— By Marion Brown, James Moore, Peter Gordon, Ed White, Alyne Duthie
As patient campaigners on the topic of antidepressant withdrawal issues, we heartily welcome this PJ podcast. Most especially we welcome that the problems are at long last being recognised and discussed amongst the medical professions.
We would like to share some ‘patient voice’ reactions and twitter comments posted in response the podcast:
We are bemused to recognise the extent of apparent ‘reframing’ of what has actually been happening. It was positive that Adele Framer was given airtime and she did her best to provide much needed balance. The professional tone struck, however, was one of minimising her experience and focussing more on others behaviours than critically analysing prescribers’ professional standards.
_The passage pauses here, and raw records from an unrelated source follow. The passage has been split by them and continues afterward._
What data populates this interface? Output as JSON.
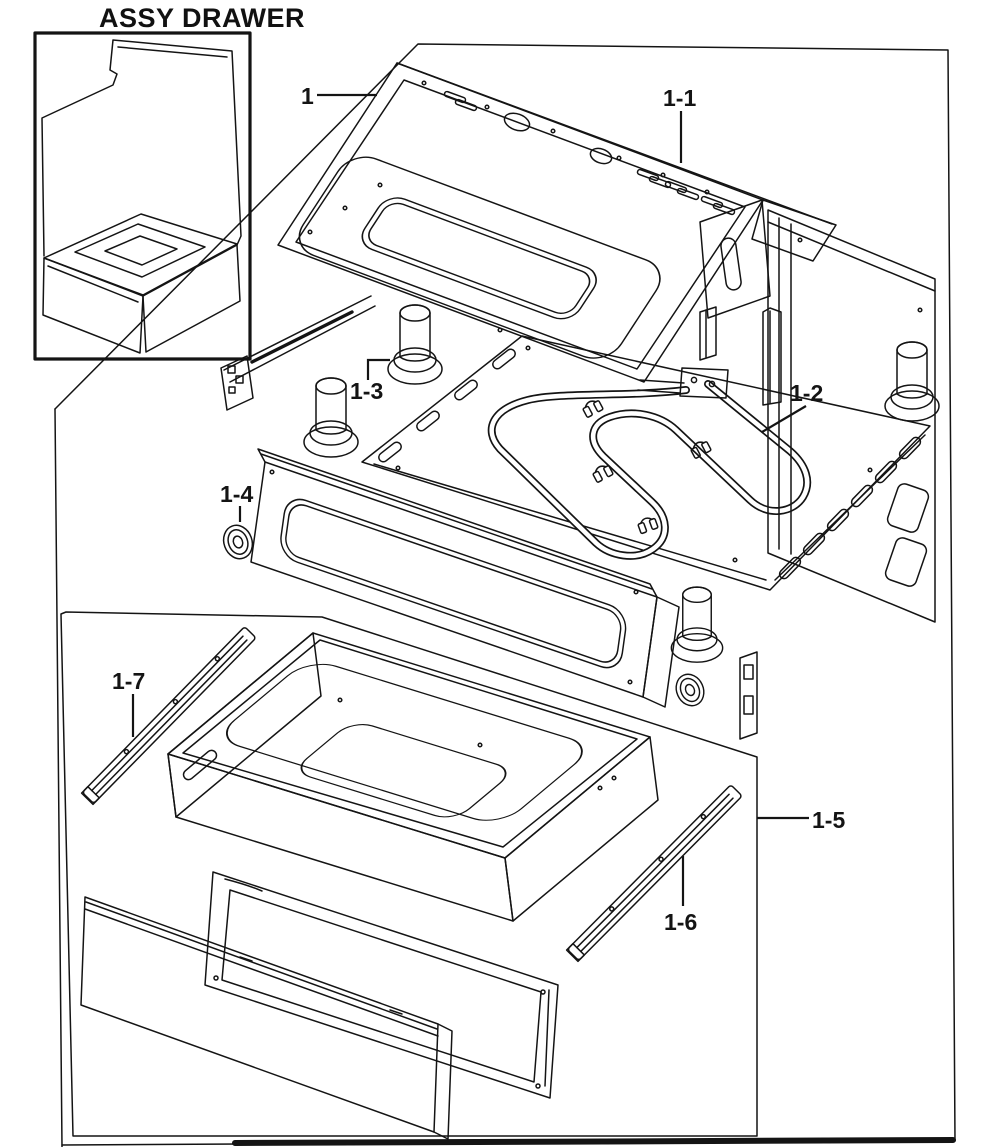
{
  "title": "ASSY DRAWER",
  "callouts": {
    "c1": "1",
    "c1_1": "1-1",
    "c1_2": "1-2",
    "c1_3": "1-3",
    "c1_4": "1-4",
    "c1_5": "1-5",
    "c1_6": "1-6",
    "c1_7": "1-7"
  },
  "colors": {
    "ink": "#141414",
    "paper": "#ffffff"
  }
}
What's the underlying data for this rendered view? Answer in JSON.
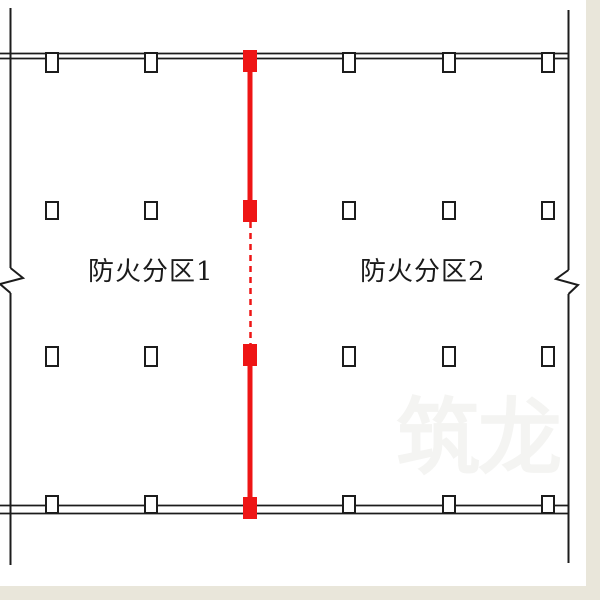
{
  "diagram": {
    "labels": {
      "zone1": "防火分区1",
      "zone2": "防火分区2"
    },
    "watermark": "筑龙",
    "colors": {
      "fire_line": "#ee1515",
      "drawing_line": "#1c1c1c",
      "canvas": "#ffffff",
      "frame": "#e9e6da"
    }
  }
}
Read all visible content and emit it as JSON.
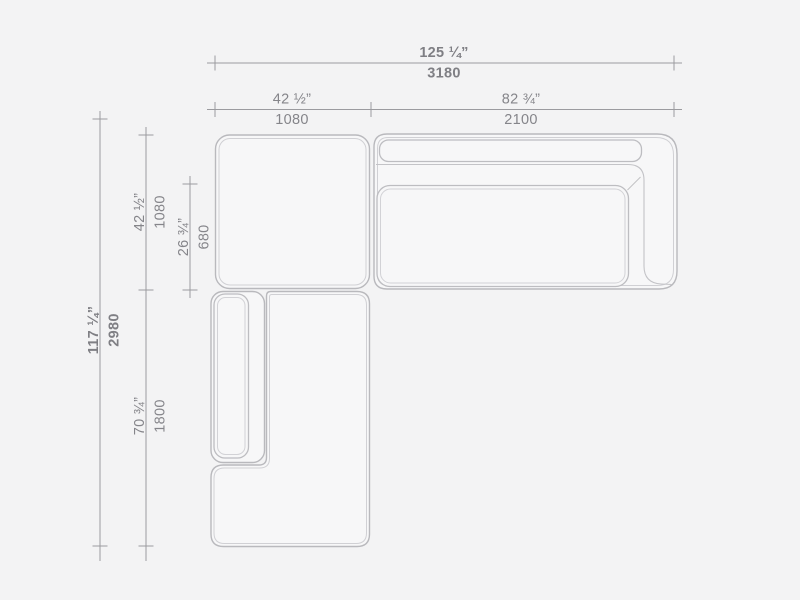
{
  "drawing": {
    "type": "sectional-sofa-top-view-dimension-drawing",
    "units": [
      "inches",
      "millimeters"
    ]
  },
  "dimensions": {
    "horizontal": [
      {
        "name": "overall-width",
        "inches": "125 ¼”",
        "mm": "3180"
      },
      {
        "name": "ottoman-width",
        "inches": "42 ½”",
        "mm": "1080"
      },
      {
        "name": "sofa-width",
        "inches": "82 ¾”",
        "mm": "2100"
      }
    ],
    "vertical": [
      {
        "name": "overall-depth",
        "inches": "117 ¼”",
        "mm": "2980"
      },
      {
        "name": "ottoman-depth",
        "inches": "42 ½”",
        "mm": "1080"
      },
      {
        "name": "seat-depth",
        "inches": "26 ¾”",
        "mm": "680"
      },
      {
        "name": "chaise-length",
        "inches": "70 ¾”",
        "mm": "1800"
      }
    ]
  },
  "colors": {
    "background": "#f3f3f4",
    "module_fill": "#f7f7f8",
    "outline": "#b9b9bd",
    "outline_inset": "#d0d0d4",
    "dimension_line": "#9b9b9f",
    "text": "#85858a"
  }
}
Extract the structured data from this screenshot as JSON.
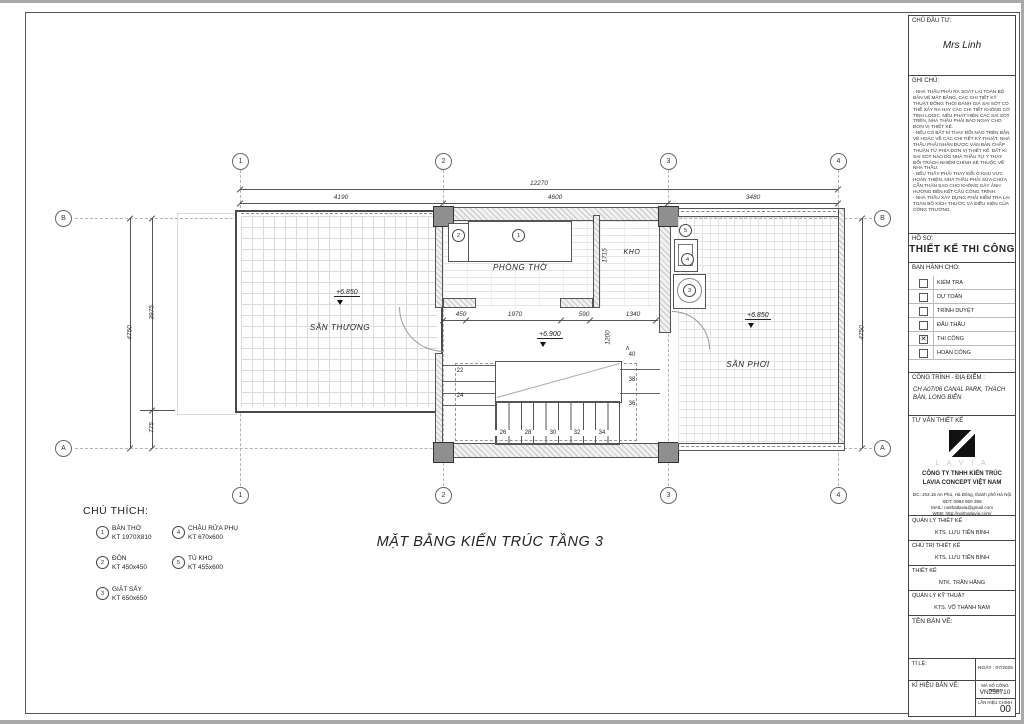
{
  "plan": {
    "title": "MẶT BẰNG KIẾN TRÚC TẦNG 3",
    "grid_cols": [
      "1",
      "2",
      "3",
      "4"
    ],
    "grid_rows": [
      "B",
      "A"
    ],
    "rooms": {
      "san_thuong": "SÂN THƯỢNG",
      "phong_tho": "PHÒNG THỜ",
      "kho": "KHO",
      "san_phoi": "SÂN PHƠI"
    },
    "levels": {
      "san_thuong": "+6.850",
      "san_phoi": "+6.850",
      "stair": "+6.900"
    },
    "dims": {
      "overall_w": "12270",
      "w1": "4190",
      "w2": "4600",
      "w3": "3480",
      "overall_h": "4750",
      "h1": "3975",
      "h2": "775",
      "right_h": "4750",
      "d450": "450",
      "d1970": "1970",
      "d590": "590",
      "d1340": "1340",
      "d1715": "1715",
      "d1200": "1200"
    },
    "stair_numbers": [
      "22",
      "24",
      "26",
      "28",
      "30",
      "32",
      "34",
      "36",
      "38",
      "40"
    ]
  },
  "legend": {
    "title": "CHÚ THÍCH:",
    "items": [
      {
        "num": "1",
        "name": "BÀN THỜ",
        "size": "KT 1970X810"
      },
      {
        "num": "2",
        "name": "ĐÔN",
        "size": "KT 450x450"
      },
      {
        "num": "3",
        "name": "GIẶT SẤY",
        "size": "KT 650x650"
      },
      {
        "num": "4",
        "name": "CHẬU RỬA PHỤ",
        "size": "KT 670x600"
      },
      {
        "num": "5",
        "name": "TỦ KHO",
        "size": "KT 455x600"
      }
    ]
  },
  "title_block": {
    "client_label": "CHỦ ĐẦU TƯ:",
    "client_name": "Mrs Linh",
    "notes_label": "GHI CHÚ:",
    "notes": [
      "- NHÀ THẦU PHẢI RÀ SOÁT LẠI TOÀN BỘ BẢN VẼ MẶT BẰNG, CÁC CHI TIẾT KỸ THUẬT ĐỒNG THỜI ĐÁNH GIÁ SAI SÓT CÓ THỂ XẢY RA HAY CÁC CHI TIẾT KHÔNG CÓ TÍNH LOGIC. NẾU PHÁT HIỆN CÁC SAI SÓT TRÊN, NHÀ THẦU PHẢI BÁO NGAY CHO ĐƠN VỊ THIẾT KẾ.",
      "- NẾU CÓ BẤT KÌ THAY ĐỔI NÀO TRÊN BẢN VẼ HOẶC VỀ CÁC CHI TIẾT KỸ THUẬT, NHÀ THẦU PHẢI NHẬN ĐƯỢC VĂN BẢN CHẤP THUẬN TỪ PHÍA ĐƠN VỊ THIẾT KẾ. BẤT KÌ SAI SÓT NÀO DO NHÀ THẦU TỰ Ý THAY ĐỔI TRÁCH NHIỆM CHÍNH SẼ THUỘC VỀ NHÀ THẦU.",
      "- NẾU THẤY PHẢI THAY ĐỔI Ở KHU VỰC HOÀN THIỆN, NHÀ THẦU PHẢI SỬA CHỮA CẨN THẬN SAO CHO KHÔNG GÂY ẢNH HƯỞNG ĐẾN KẾT CẤU CÔNG TRÌNH.",
      "- NHÀ THẦU XÂY DỰNG PHẢI KIỂM TRA LẠI TOÀN BỘ KÍCH THƯỚC VÀ ĐIỀU KIỆN CỦA CÔNG TRƯỜNG."
    ],
    "dossier_label": "HỒ SƠ:",
    "dossier_title": "THIẾT KẾ THI CÔNG",
    "issued_label": "BAN HÀNH CHO:",
    "issued": [
      {
        "label": "KIỂM TRA",
        "checked": false
      },
      {
        "label": "DỰ TOÁN",
        "checked": false
      },
      {
        "label": "TRÌNH DUYỆT",
        "checked": false
      },
      {
        "label": "ĐẤU THẦU",
        "checked": false
      },
      {
        "label": "THI CÔNG",
        "checked": true
      },
      {
        "label": "HOÀN CÔNG",
        "checked": false
      }
    ],
    "project_label": "CÔNG TRÌNH - ĐỊA ĐIỂM :",
    "project_location": "CH A07/06 CANAL PARK, THẠCH BÀN, LONG BIÊN",
    "consultant_label": "TƯ VẤN THIẾT KẾ",
    "logo_text": "L A V I A",
    "company_line1": "CÔNG TY TNHH KIẾN TRÚC",
    "company_line2": "LAVIA CONCEPT VIỆT NAM",
    "address": "ĐC: J03.15 An Phú, Hà Đông, thành phố Hà Nội",
    "phone": "SĐT: 0984 900 396",
    "mail": "MAIL: noithatlavia@gmail.com",
    "web": "WEB: http://noithatlavia.com/",
    "roles": [
      {
        "label": "QUẢN LÝ THIẾT KẾ",
        "name": "KTS. LƯU TIẾN BÌNH"
      },
      {
        "label": "CHỦ TRÌ THIẾT KẾ",
        "name": "KTS. LƯU TIẾN BÌNH"
      },
      {
        "label": "THIẾT KẾ",
        "name": "NTK. TRẦN HẰNG"
      },
      {
        "label": "QUẢN LÝ KỸ THUẬT",
        "name": "KTS. VÕ THÀNH NAM"
      }
    ],
    "drawing_name_label": "TÊN BẢN VẼ:",
    "scale_label": "TỈ LỆ:",
    "date_label": "NGÀY :",
    "date_value": "07/2025",
    "sheet_code_label": "KÍ HIỆU BẢN VẼ:",
    "project_code_label": "MÃ SỐ CÔNG TRÌNH",
    "project_code": "VN250710",
    "revision_label": "LẦN HIỆU CHỈNH",
    "revision": "00"
  }
}
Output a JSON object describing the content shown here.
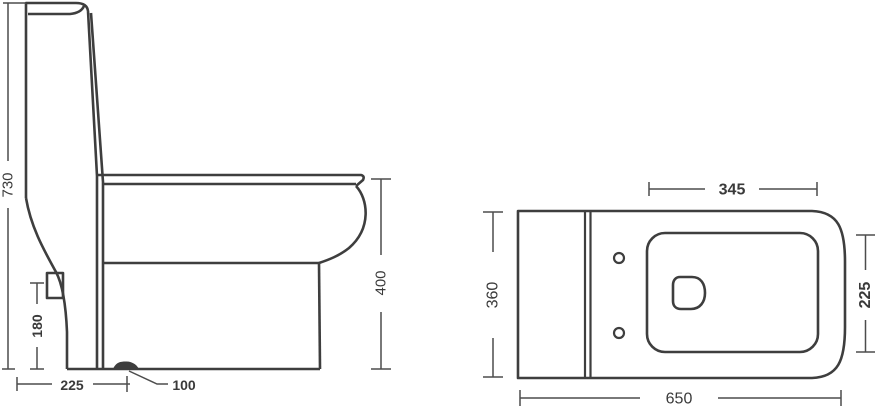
{
  "colors": {
    "outline": "#3e3e3e",
    "dimension_line": "#4d4d4d",
    "text": "#3a3a3a",
    "background": "#ffffff"
  },
  "side_view": {
    "dimensions": {
      "overall_height": "730",
      "inlet_height": "180",
      "outlet_setout": "225",
      "outlet_size": "100",
      "rim_height": "400"
    }
  },
  "top_view": {
    "dimensions": {
      "seat_opening_width": "345",
      "body_depth": "360",
      "seat_opening_depth": "225",
      "overall_length": "650"
    }
  }
}
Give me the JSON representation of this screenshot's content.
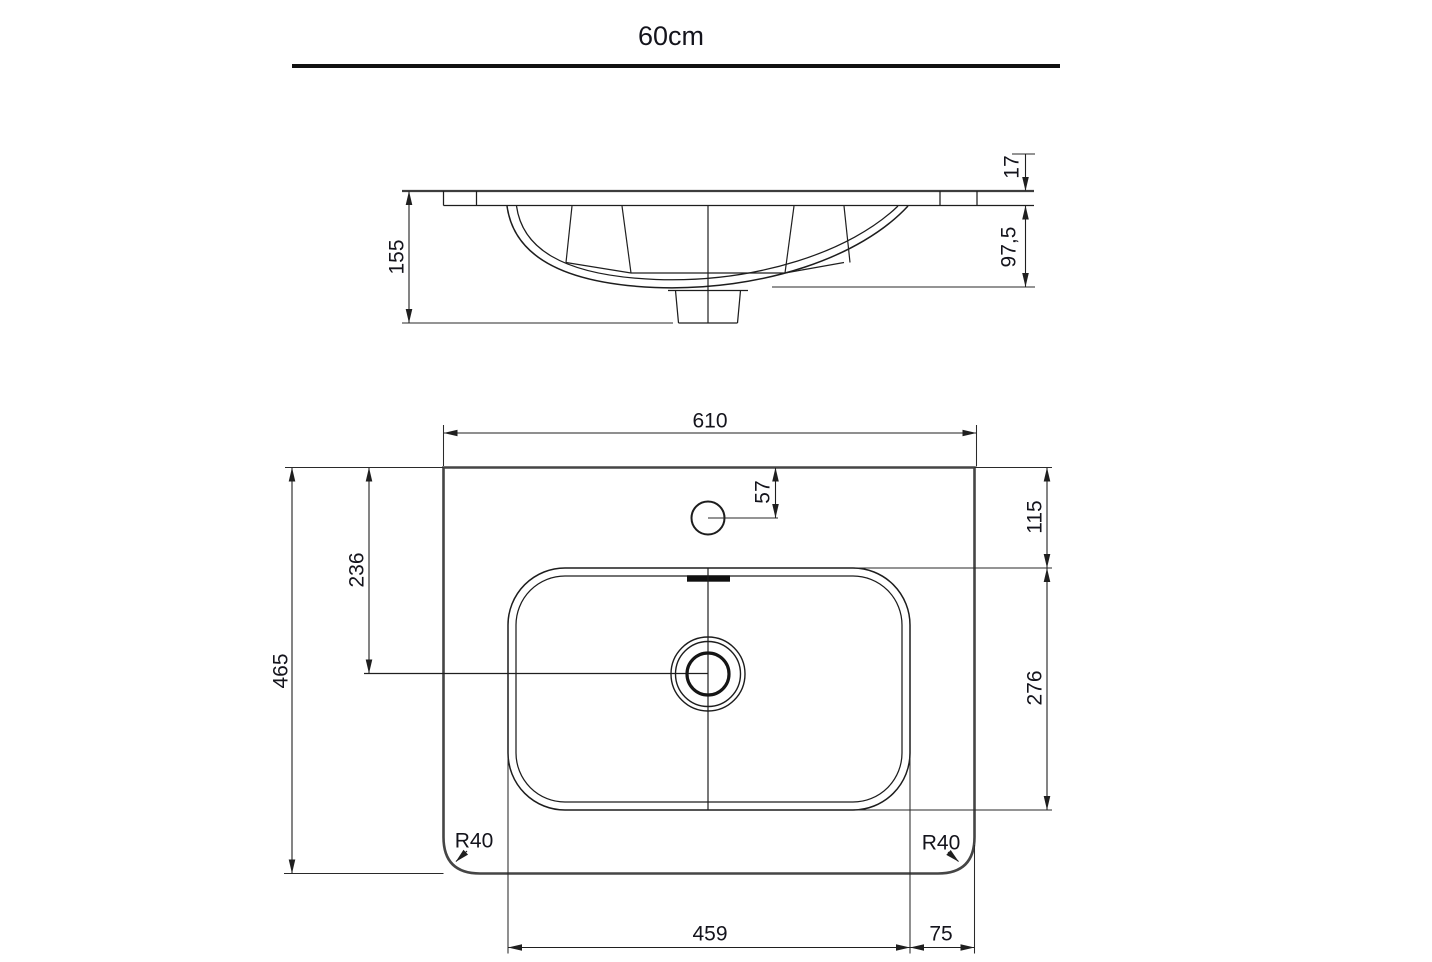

Wendy Burn said she was ‘surprised’ about the reaction to her Burn/Baldwin/RCPsych Feb 2018 Times letter. David Baldwin and Wendy Burn’s colleagues at the Royal College of Psychiatrists most certainly knew about the issues, which had been the subject of important BMA research work, reported on October 2015, and the BMA’s further ‘calls for action’ on Prescribed drugs associated with dependence and withdrawal (bma.org.uk). David Taylor has said elsewhere that these issues have been known about for many years, and were actually logged by a helpline at the Maudsley Hospital – which was closed.
Comments on Twitter:
“No mention here of all the polite and reasonable interactions that went on. No mention of the behind the scenes work to provide the knowledge that psychiatry should have had about withdrawal. The ‘scientology’ card played again. Extremely disappointing.”
“I know that people severely injured by withdrawal that have tried to contribute despite their difficulties but it all seems to come down to ‘trolling’ instead of people being allowed to express the harm, the personal loss, the abandonment, the pain”
“As a whole, I thought the podcast was quite good, but you are right that certain elements spoiled it and made a mockery of the other participants contributions.”
We were also bemused to hear Chris Johnson from Scotland confidently describing his claimed expertise on the topic of antidepressant withdrawal, going back to 2004. Chris Johnson and his colleagues have been most reluctant to recognise those of us who have been trying for years to share our concerns as ‘expert/informed/educated patients’ – especially about antidepressants and antidepressant dependence/withdrawal issues. Peter Gordon has been questioning this for some time: ‘Antidepressant use: changing patterns, cost and clinical effectiveness’ – Hole Ousia. Chris Johnson, currently on the Scottish Government Short Life Working Group: prescribed drug dependence, has now acknowledged existence of our own formally published ‘patient-voice’ research work based on our 2017 Public Petitions raised at the Scottish and Welsh Parliaments: The ‘patient voice’: patients who experience antidepressant withdrawal symptoms are often dismissed, or misdiagnosed with relapse, or a new medical condition – Anne Guy, Marion Brown, Stevie Lewis, Mark Horowitz, 2020 (sagepub.com)
Unfortunately, what Chris Johnson confidently outlines in the PJ podcast as his own ‘typical’ examples of ‘antidepressant withdrawal’ cases is a drastic downplaying of the issues faced by countless people whose experiences have been very different – many indeed catastrophic.
“I found this part of the podcast to be the most worrying, setting patients [and indeed prescribers] up to have unrealistic expectations from an overly fast tapering regime. We have to make it clear that while some people can get off their AD relatively quickly, for others this would be dangerous advice.”
“If there is a message for #pharmacists, its that ..
#Antidepressant withdrawal is real
It is far more common than assumed
It can wreck lives if mishandled
Pharmacists should learn all they can about it by talking with people taking the drugs, not reading sanitised papers.” James Moore
Perhaps a future episode of the PJ podcast could be devoted to airing real patient experiences without the professional overtones of this particular interview?